精霊と悪霊は違うものです。精霊課の自分が言うのだから絶対です。ていうかまず幽霊と悪霊と精霊の定義をハッキリさせていただきたい。
「もう警察庁の心霊班も情報摑んでるらしいから急ぎなんだよ。ほら、あそこに新しく入った北大路って娘がさ、めっぽう腕利きだって話したっけ? 今どき十手持ちなんだよ」
「……。」
いくらなんでも世間が狭すぎる。
《あ、本当ですマスター。美奈子の名前がそのような部署に登録されています。昔のよしみなら有利ではないですか》
「ちょっ。待っ……」
ヒデオがスピーカーを押さえたときには遅かった。
「……いたのですか。悪しきカミ」
《いたのですよー。みこみこ睡蓮》
ズゴゴゴゴとオーラをぶつけ合う、なんか仲が悪いこの二人はともかくとして。
「へー。あそう。こりゃいいこと聞いちゃったねえ。ヒデオ君の知り合いなら、行かないわけにはいかないよねえ」
「いえ。つまりその。知り合いと言っても……」
「というわけで、ほら起きた起きた。よかったねぇ、あたしらみたいな美人二人と同伴出勤だなんて。ヒデオ君は三国一の果報者だよ。それとも何かい? またうちの道場で剣術のお稽古してみる?」
(……。
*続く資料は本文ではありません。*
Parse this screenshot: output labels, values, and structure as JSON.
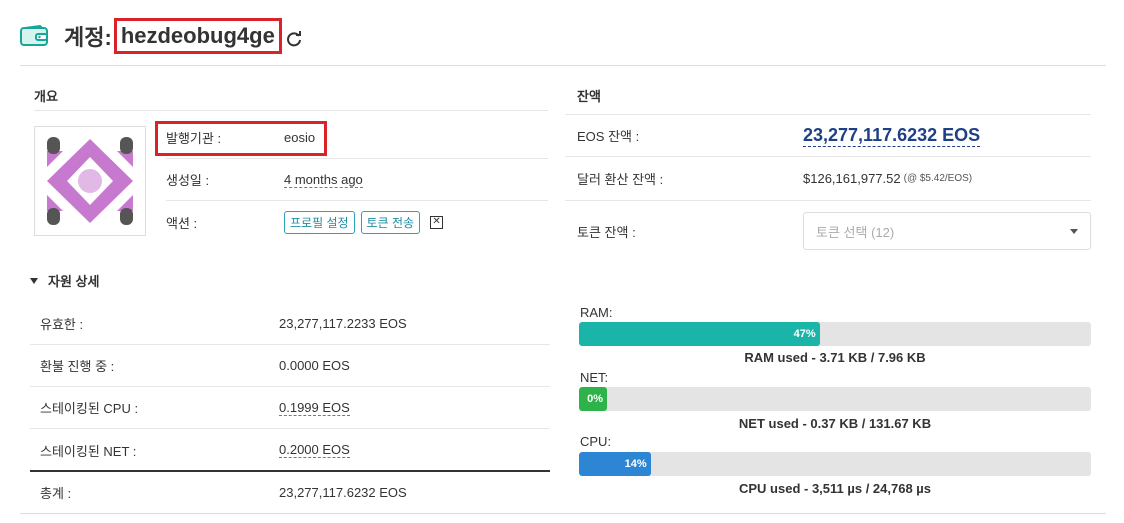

)
取り憑かれるかどうかわからないお化けよりは、死ぬと決まった副長の稽古が怖いわけで。
《ファイトです、マイ・マスター! ますたーの望んだ未来ではないですか!!》
(……まあ)
まあ。
それもそうか。
ようよう決心を付け、布団を抜け。着替えようとパジャマを脱いで、婦女子の前で破廉恥な、と睡蓮に殴られる。
そうとも。
思い通りでなくとも。
かっこよくなくとも。
こんなことも含めて、自分なのだから……。
引きこもり続け、一度は捨てた自分という名の人生を。
今度は〝奇跡〟という名に変えて、新たな一歩を歩み始める。
これはそんな、川村英雄という青年の物語──。